Cutaneous T-cell lymphomas present in the skin. They arise from transformed T cells, a type of immune system cells. A special form of this cancer is Sézary syndrome, for which there is no curative treatment to the present day. In patients with this disease, cancerous cells are found not only in the skin but also in the bloodstream from where they can settle in other organs.Cancer researchers know that the malignancy of Sézary syndrome is based primarily on the fact that the cancer cells fail to respond to signals that trigger programmed cell death (apoptosis). This makes treatment of this disease particularly difficult because most anti-cancer drugs rely on causing apoptosis.

Karsten Gülow and his team at the German Cancer Research Center (Deutsches Krebsforschungszentrum, DKFZ) in Heidelberg have now succeeded in turning off a specific survival factor, thus driving the cancer cells into apoptosis. In this project, which is funded by the Wilhelm Sander Foundation, the DKFZ researchers collaborated with Jan Nicolay at the Department of Dermatology, Mannheim University Hospital.
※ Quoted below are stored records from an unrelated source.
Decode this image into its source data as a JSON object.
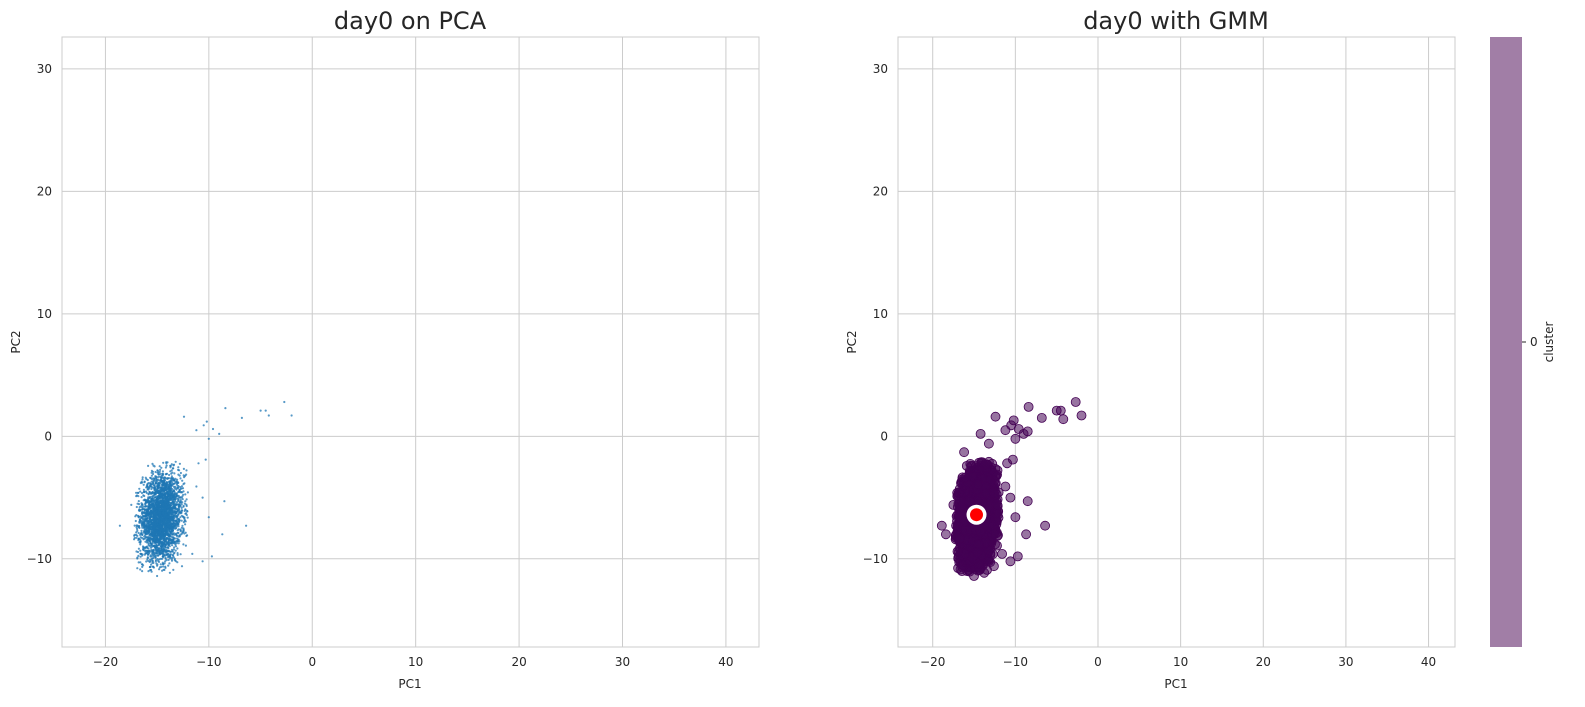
{
  "chart_data": [
    {
      "type": "scatter",
      "title": "day0 on PCA",
      "xlabel": "PC1",
      "ylabel": "PC2",
      "xlim": [
        -24.2,
        43.2
      ],
      "ylim": [
        -17.2,
        32.6
      ],
      "xticks": [
        -20,
        -10,
        0,
        10,
        20,
        30,
        40
      ],
      "yticks": [
        -10,
        0,
        10,
        20,
        30
      ],
      "grid": true,
      "marker_color": "#1f77b4",
      "cloud": {
        "center": [
          -14.6,
          -6.6
        ],
        "sd": [
          1.0,
          1.75
        ],
        "count": 3000
      },
      "series": [
        {
          "points": [
            [
              -2.7,
              2.8
            ],
            [
              -2.0,
              1.7
            ],
            [
              -4.2,
              1.7
            ],
            [
              -4.5,
              2.1
            ],
            [
              -5.0,
              2.1
            ],
            [
              -6.8,
              1.5
            ],
            [
              -8.4,
              2.3
            ],
            [
              -10.2,
              1.2
            ],
            [
              -9.6,
              0.6
            ],
            [
              -10.5,
              0.9
            ],
            [
              -9.0,
              0.2
            ],
            [
              -11.2,
              0.5
            ],
            [
              -12.4,
              1.6
            ],
            [
              -10.0,
              -0.2
            ],
            [
              -10.3,
              -1.9
            ],
            [
              -11.0,
              -2.2
            ],
            [
              -8.5,
              -5.3
            ],
            [
              -6.4,
              -7.3
            ],
            [
              -9.7,
              -9.8
            ],
            [
              -8.7,
              -8.0
            ],
            [
              -10.6,
              -10.2
            ],
            [
              -11.6,
              -9.6
            ],
            [
              -17.0,
              -9.4
            ],
            [
              -18.6,
              -7.3
            ],
            [
              -15.0,
              -11.4
            ],
            [
              -12.6,
              -10.6
            ],
            [
              -10.6,
              -5.0
            ],
            [
              -11.2,
              -4.1
            ],
            [
              -10.0,
              -6.6
            ],
            [
              -17.5,
              -5.6
            ]
          ]
        }
      ]
    },
    {
      "type": "scatter",
      "title": "day0 with GMM",
      "xlabel": "PC1",
      "ylabel": "PC2",
      "xlim": [
        -24.2,
        43.2
      ],
      "ylim": [
        -17.2,
        32.6
      ],
      "xticks": [
        -20,
        -10,
        0,
        10,
        20,
        30,
        40
      ],
      "yticks": [
        -10,
        0,
        10,
        20,
        30
      ],
      "grid": true,
      "marker_color": "#440154",
      "cloud": {
        "center": [
          -14.6,
          -6.6
        ],
        "sd": [
          1.0,
          1.75
        ],
        "count": 3000
      },
      "series": [
        {
          "name": "0",
          "points": [
            [
              -2.7,
              2.8
            ],
            [
              -2.0,
              1.7
            ],
            [
              -4.2,
              1.4
            ],
            [
              -4.5,
              2.1
            ],
            [
              -5.0,
              2.1
            ],
            [
              -6.8,
              1.5
            ],
            [
              -8.4,
              2.4
            ],
            [
              -8.5,
              0.4
            ],
            [
              -10.2,
              1.3
            ],
            [
              -9.6,
              0.6
            ],
            [
              -10.5,
              0.9
            ],
            [
              -9.0,
              0.2
            ],
            [
              -11.2,
              0.5
            ],
            [
              -12.4,
              1.6
            ],
            [
              -10.0,
              -0.2
            ],
            [
              -10.3,
              -1.9
            ],
            [
              -11.0,
              -2.2
            ],
            [
              -8.5,
              -5.3
            ],
            [
              -6.4,
              -7.3
            ],
            [
              -9.7,
              -9.8
            ],
            [
              -8.7,
              -8.0
            ],
            [
              -10.6,
              -10.2
            ],
            [
              -11.6,
              -9.6
            ],
            [
              -18.9,
              -7.3
            ],
            [
              -18.4,
              -8.0
            ],
            [
              -17.0,
              -9.4
            ],
            [
              -15.0,
              -11.4
            ],
            [
              -12.6,
              -10.6
            ],
            [
              -10.6,
              -5.0
            ],
            [
              -11.2,
              -4.1
            ],
            [
              -10.0,
              -6.6
            ],
            [
              -17.5,
              -5.6
            ],
            [
              -16.2,
              -1.3
            ],
            [
              -14.2,
              0.2
            ],
            [
              -13.2,
              -0.6
            ]
          ]
        }
      ],
      "centroid": {
        "x": -14.7,
        "y": -6.4,
        "color": "#ff0000"
      },
      "colorbar": {
        "label": "cluster",
        "ticks": [
          "0"
        ],
        "color": "#a17ea6"
      }
    }
  ]
}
"In lymphoma cells, an important cellular 'survival factor' called NFkappaB is permanently activated," Gülow said. "But until now, all tested inhibitors targeting this factor have been too toxic for use as drugs."

For the first time, Gülow, Nicolay and colleagues have now tested an agent called dimethyl fumarate (DMF), which also targets NFkappaB, in cutaneous T-cell lymphoma. A major benefit of this substance is that it is an approved drug for the treatment of multiple sclerosis and psoriasis.
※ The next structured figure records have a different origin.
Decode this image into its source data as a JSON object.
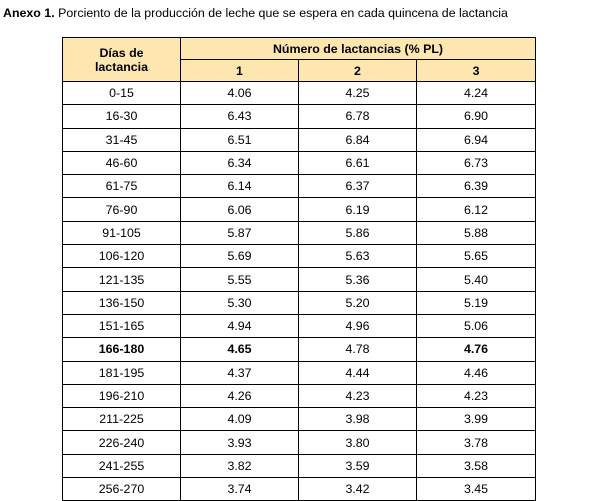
{
  "caption": {
    "label": "Anexo 1.",
    "text": "Porciento de la producción de leche que se espera en cada quincena de lactancia"
  },
  "table": {
    "header_days_line1": "Días de",
    "header_days_line2": "lactancia",
    "header_group": "Número de lactancias (% PL)",
    "columns": [
      "1",
      "2",
      "3"
    ],
    "header_bg_color": "#fde6b0",
    "rows": [
      {
        "days": "0-15",
        "v1": "4.06",
        "v2": "4.25",
        "v3": "4.24",
        "bold": false
      },
      {
        "days": "16-30",
        "v1": "6.43",
        "v2": "6.78",
        "v3": "6.90",
        "bold": false
      },
      {
        "days": "31-45",
        "v1": "6.51",
        "v2": "6.84",
        "v3": "6.94",
        "bold": false
      },
      {
        "days": "46-60",
        "v1": "6.34",
        "v2": "6.61",
        "v3": "6.73",
        "bold": false
      },
      {
        "days": "61-75",
        "v1": "6.14",
        "v2": "6.37",
        "v3": "6.39",
        "bold": false
      },
      {
        "days": "76-90",
        "v1": "6.06",
        "v2": "6.19",
        "v3": "6.12",
        "bold": false
      },
      {
        "days": "91-105",
        "v1": "5.87",
        "v2": "5.86",
        "v3": "5.88",
        "bold": false
      },
      {
        "days": "106-120",
        "v1": "5.69",
        "v2": "5.63",
        "v3": "5.65",
        "bold": false
      },
      {
        "days": "121-135",
        "v1": "5.55",
        "v2": "5.36",
        "v3": "5.40",
        "bold": false
      },
      {
        "days": "136-150",
        "v1": "5.30",
        "v2": "5.20",
        "v3": "5.19",
        "bold": false
      },
      {
        "days": "151-165",
        "v1": "4.94",
        "v2": "4.96",
        "v3": "5.06",
        "bold": false
      },
      {
        "days": "166-180",
        "v1": "4.65",
        "v2": "4.78",
        "v3": "4.76",
        "bold": true
      },
      {
        "days": "181-195",
        "v1": "4.37",
        "v2": "4.44",
        "v3": "4.46",
        "bold": false
      },
      {
        "days": "196-210",
        "v1": "4.26",
        "v2": "4.23",
        "v3": "4.23",
        "bold": false
      },
      {
        "days": "211-225",
        "v1": "4.09",
        "v2": "3.98",
        "v3": "3.99",
        "bold": false
      },
      {
        "days": "226-240",
        "v1": "3.93",
        "v2": "3.80",
        "v3": "3.78",
        "bold": false
      },
      {
        "days": "241-255",
        "v1": "3.82",
        "v2": "3.59",
        "v3": "3.58",
        "bold": false
      },
      {
        "days": "256-270",
        "v1": "3.74",
        "v2": "3.42",
        "v3": "3.45",
        "bold": false
      }
    ]
  }
}
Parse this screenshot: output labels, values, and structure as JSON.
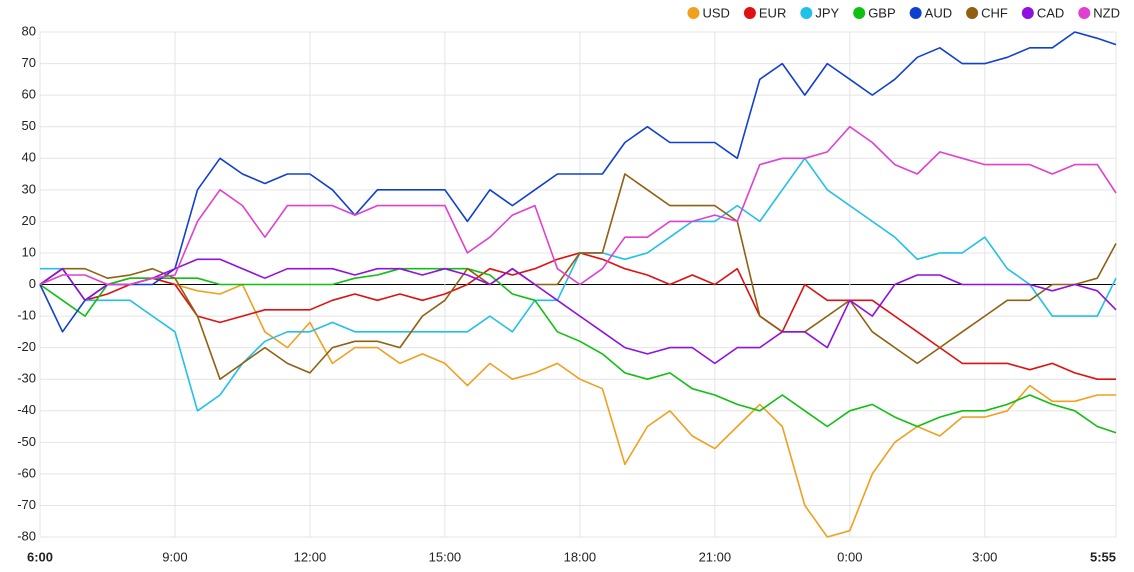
{
  "chart_data": {
    "type": "line",
    "x": [
      0,
      30,
      60,
      90,
      120,
      150,
      180,
      210,
      240,
      270,
      300,
      330,
      360,
      390,
      420,
      450,
      480,
      510,
      540,
      570,
      600,
      630,
      660,
      690,
      720,
      750,
      780,
      810,
      840,
      870,
      900,
      930,
      960,
      990,
      1020,
      1050,
      1080,
      1110,
      1140,
      1170,
      1200,
      1230,
      1260,
      1290,
      1320,
      1350,
      1380,
      1410,
      1435
    ],
    "xlim": [
      0,
      1435
    ],
    "xticks": [
      {
        "value": 0,
        "label": "6:00"
      },
      {
        "value": 180,
        "label": "9:00"
      },
      {
        "value": 360,
        "label": "12:00"
      },
      {
        "value": 540,
        "label": "15:00"
      },
      {
        "value": 720,
        "label": "18:00"
      },
      {
        "value": 900,
        "label": "21:00"
      },
      {
        "value": 1080,
        "label": "0:00"
      },
      {
        "value": 1260,
        "label": "3:00"
      },
      {
        "value": 1435,
        "label": "5:55"
      }
    ],
    "ylim": [
      -80,
      80
    ],
    "yticks": [
      -80,
      -70,
      -60,
      -50,
      -40,
      -30,
      -20,
      -10,
      0,
      10,
      20,
      30,
      40,
      50,
      60,
      70,
      80
    ],
    "grid": true,
    "legend": "top-right",
    "series": [
      {
        "name": "USD",
        "color": "#f0a020",
        "values": [
          0,
          5,
          -5,
          0,
          2,
          2,
          0,
          -2,
          -3,
          0,
          -15,
          -20,
          -12,
          -25,
          -20,
          -20,
          -25,
          -22,
          -25,
          -32,
          -25,
          -30,
          -28,
          -25,
          -30,
          -33,
          -57,
          -45,
          -40,
          -48,
          -52,
          -45,
          -38,
          -45,
          -70,
          -80,
          -78,
          -60,
          -50,
          -45,
          -48,
          -42,
          -42,
          -40,
          -32,
          -37,
          -37,
          -35,
          -35
        ]
      },
      {
        "name": "EUR",
        "color": "#e01010",
        "values": [
          0,
          5,
          -5,
          -3,
          0,
          2,
          0,
          -10,
          -12,
          -10,
          -8,
          -8,
          -8,
          -5,
          -3,
          -5,
          -3,
          -5,
          -3,
          0,
          5,
          3,
          5,
          8,
          10,
          8,
          5,
          3,
          0,
          3,
          0,
          5,
          -10,
          -15,
          0,
          -5,
          -5,
          -5,
          -10,
          -15,
          -20,
          -25,
          -25,
          -25,
          -27,
          -25,
          -28,
          -30,
          -30
        ]
      },
      {
        "name": "JPY",
        "color": "#20c0e8",
        "values": [
          5,
          5,
          -5,
          -5,
          -5,
          -10,
          -15,
          -40,
          -35,
          -25,
          -18,
          -15,
          -15,
          -12,
          -15,
          -15,
          -15,
          -15,
          -15,
          -15,
          -10,
          -15,
          -5,
          -5,
          10,
          10,
          8,
          10,
          15,
          20,
          20,
          25,
          20,
          30,
          40,
          30,
          25,
          20,
          15,
          8,
          10,
          10,
          15,
          5,
          0,
          -10,
          -10,
          -10,
          2
        ]
      },
      {
        "name": "GBP",
        "color": "#10c010",
        "values": [
          0,
          -5,
          -10,
          0,
          2,
          2,
          2,
          2,
          0,
          0,
          0,
          0,
          0,
          0,
          2,
          3,
          5,
          5,
          5,
          5,
          3,
          -3,
          -5,
          -15,
          -18,
          -22,
          -28,
          -30,
          -28,
          -33,
          -35,
          -38,
          -40,
          -35,
          -40,
          -45,
          -40,
          -38,
          -42,
          -45,
          -42,
          -40,
          -40,
          -38,
          -35,
          -38,
          -40,
          -45,
          -47
        ]
      },
      {
        "name": "AUD",
        "color": "#1040d0",
        "values": [
          0,
          -15,
          -5,
          0,
          0,
          0,
          5,
          30,
          40,
          35,
          32,
          35,
          35,
          30,
          22,
          30,
          30,
          30,
          30,
          20,
          30,
          25,
          30,
          35,
          35,
          35,
          45,
          50,
          45,
          45,
          45,
          40,
          65,
          70,
          60,
          70,
          65,
          60,
          65,
          72,
          75,
          70,
          70,
          72,
          75,
          75,
          80,
          78,
          76
        ]
      },
      {
        "name": "CHF",
        "color": "#906010",
        "values": [
          0,
          5,
          5,
          2,
          3,
          5,
          2,
          -10,
          -30,
          -25,
          -20,
          -25,
          -28,
          -20,
          -18,
          -18,
          -20,
          -10,
          -5,
          5,
          0,
          5,
          0,
          0,
          10,
          10,
          35,
          30,
          25,
          25,
          25,
          20,
          -10,
          -15,
          -15,
          -10,
          -5,
          -15,
          -20,
          -25,
          -20,
          -15,
          -10,
          -5,
          -5,
          0,
          0,
          2,
          13
        ]
      },
      {
        "name": "CAD",
        "color": "#9010e0",
        "values": [
          0,
          5,
          -5,
          0,
          0,
          2,
          5,
          8,
          8,
          5,
          2,
          5,
          5,
          5,
          3,
          5,
          5,
          3,
          5,
          3,
          0,
          5,
          0,
          -5,
          -10,
          -15,
          -20,
          -22,
          -20,
          -20,
          -25,
          -20,
          -20,
          -15,
          -15,
          -20,
          -5,
          -10,
          0,
          3,
          3,
          0,
          0,
          0,
          0,
          -2,
          0,
          -2,
          -8
        ]
      },
      {
        "name": "NZD",
        "color": "#e040d0",
        "values": [
          0,
          3,
          3,
          0,
          0,
          2,
          3,
          20,
          30,
          25,
          15,
          25,
          25,
          25,
          22,
          25,
          25,
          25,
          25,
          10,
          15,
          22,
          25,
          5,
          0,
          5,
          15,
          15,
          20,
          20,
          22,
          20,
          38,
          40,
          40,
          42,
          50,
          45,
          38,
          35,
          42,
          40,
          38,
          38,
          38,
          35,
          38,
          38,
          29
        ]
      }
    ]
  }
}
The researchers studied the effect of DMF in T cells that they had isolated from blood samples of patients with Sézary syndrome. They transplanted the tumors cells under the skin of mice, where they grew into tumors. Subsequently, they treated the animals with DMF. After treatment was completed, the tumors grew more slowly and the scientists were able to show that DMF selectively kills tumor cells, leaving healthy T cells unaffected. An even more noteworthy effect was that DMF treatment in the transplanted tumors almost completely suppressed metastatic spread to other organs.

"Our results are very promising," said DKFZ's Peter Krammer. "DMF appears to have at least comparable effectiveness and is better tolerated than most other substances that are used to treat cutaneous lymphomas. Therefore, we have immediately started examining the drug's potential." By now, the investigators have already initiated a clinical trial in collaboration with the working group led by Anne Kuhn from the DKFZ and Sergij Goerdt from the University Dermatology Hospital Mannheim. The trial is supported by the Helmholtz Alliance for Immunotherapy.
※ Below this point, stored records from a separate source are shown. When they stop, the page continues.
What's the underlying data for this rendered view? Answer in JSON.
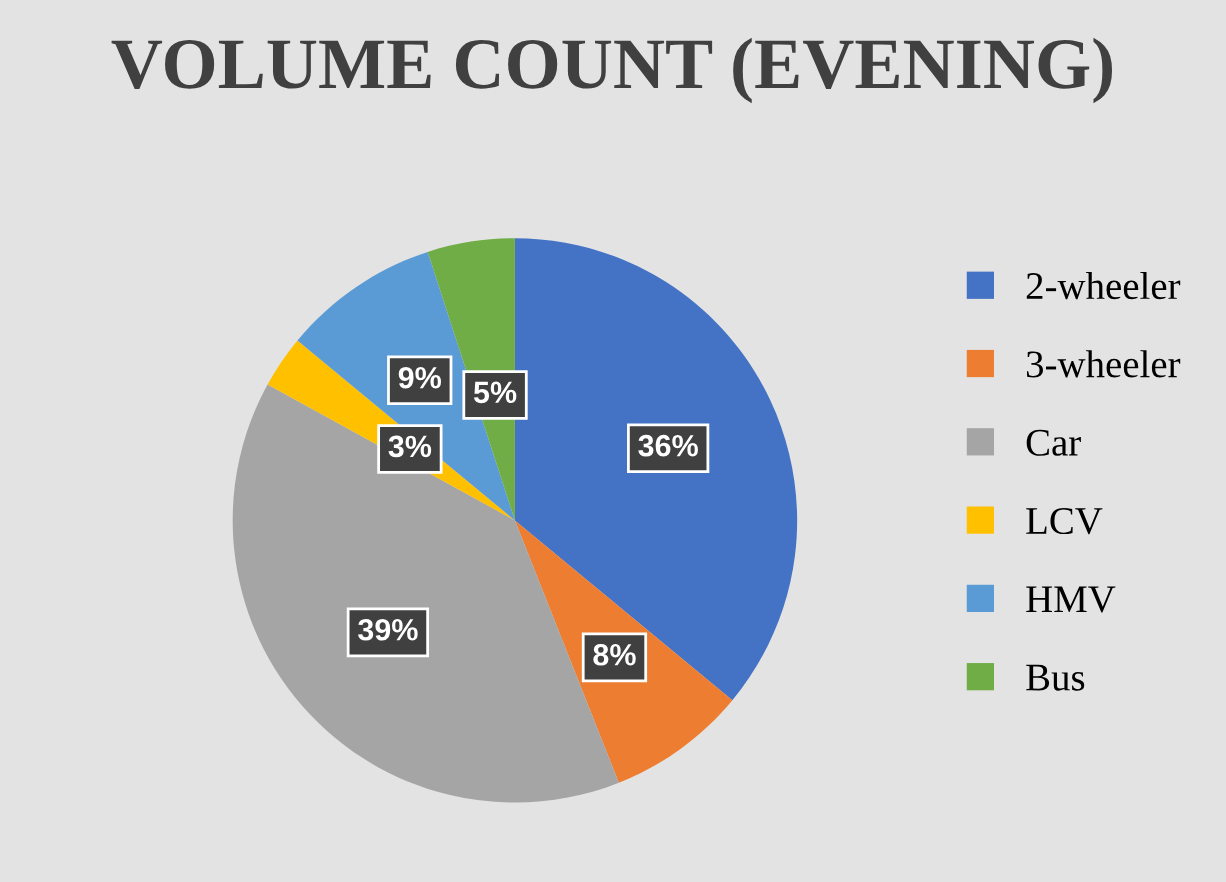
{
  "chart_data": {
    "type": "pie",
    "title": "VOLUME COUNT (EVENING)",
    "categories": [
      "2-wheeler",
      "3-wheeler",
      "Car",
      "LCV",
      "HMV",
      "Bus"
    ],
    "values": [
      36,
      8,
      39,
      3,
      9,
      5
    ],
    "colors": [
      "#4472c4",
      "#ed7d31",
      "#a5a5a5",
      "#ffc000",
      "#5b9bd5",
      "#70ad47"
    ],
    "value_labels": [
      "36%",
      "8%",
      "39%",
      "3%",
      "9%",
      "5%"
    ],
    "legend": "right"
  }
}
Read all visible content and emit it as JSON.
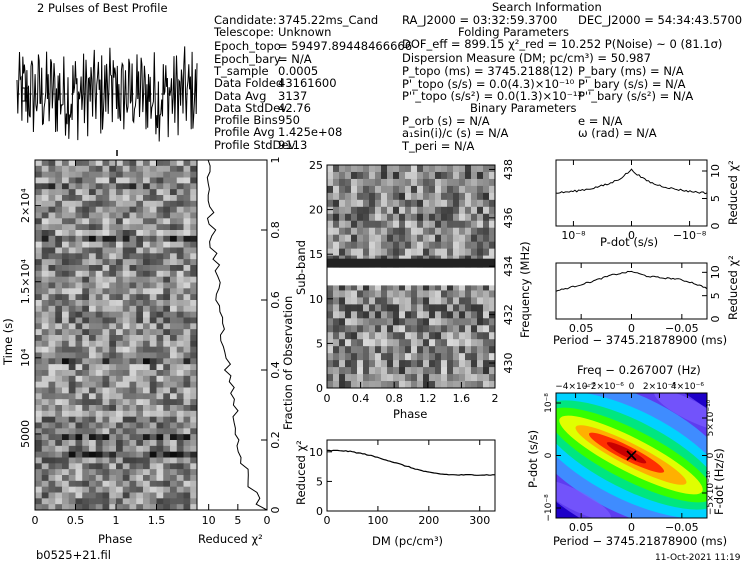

Jan P. Nicolay, Karin Müller-Decker, Anne Schroeder, Markus Brechmann, Markus Möbs, Cyrill Géraud, Chalid Assaf, Sergij Goerdt, Peter H. Krammer, Karsten Gülow: Dimethyl fumarate restores apoptosis sensitivity and inhibits tumor growth and metastasis in CTCL by targeting NFκB.

Blood 2016, DOI: 10.1182/blood-2016-01-694117

The German Cancer Research Center (Deutsches Krebsforschungszentrum, DKFZ) with its more than 3,000 employees is the largest biomedical research institute in Germany. At DKFZ, more than 1,000 scientists investigate how cancer develops, identify cancer risk factors and endeavor to find new strategies to prevent people from getting cancer. They develop novel approaches to make tumor diagnosis more precise and treatment of cancer patients more successful. The staff of the Cancer Information Service (KID) offers information about the widespread disease of cancer for patients, their families, and the general public. Jointly with Heidelberg University Hospital, DKFZ has established the National Center for Tumor Diseases (NCT) Heidelberg, where promising approaches from cancer research are translated into the clinic. In the German Consortium for Translational Cancer Research (DKTK), one of six German Centers for Health Research, DKFZ maintains translational centers at seven university partnering sites. Combining excellent university hospitals with high-profile research at a Helmholtz Center is an important contribution to improving the chances of cancer patients. DKFZ is a member of the Helmholtz Association of National Research Centers, with ninety percent of its funding coming from the German Federal Ministry of Education and Research and the remaining ten percent from the State of Baden-Württemberg.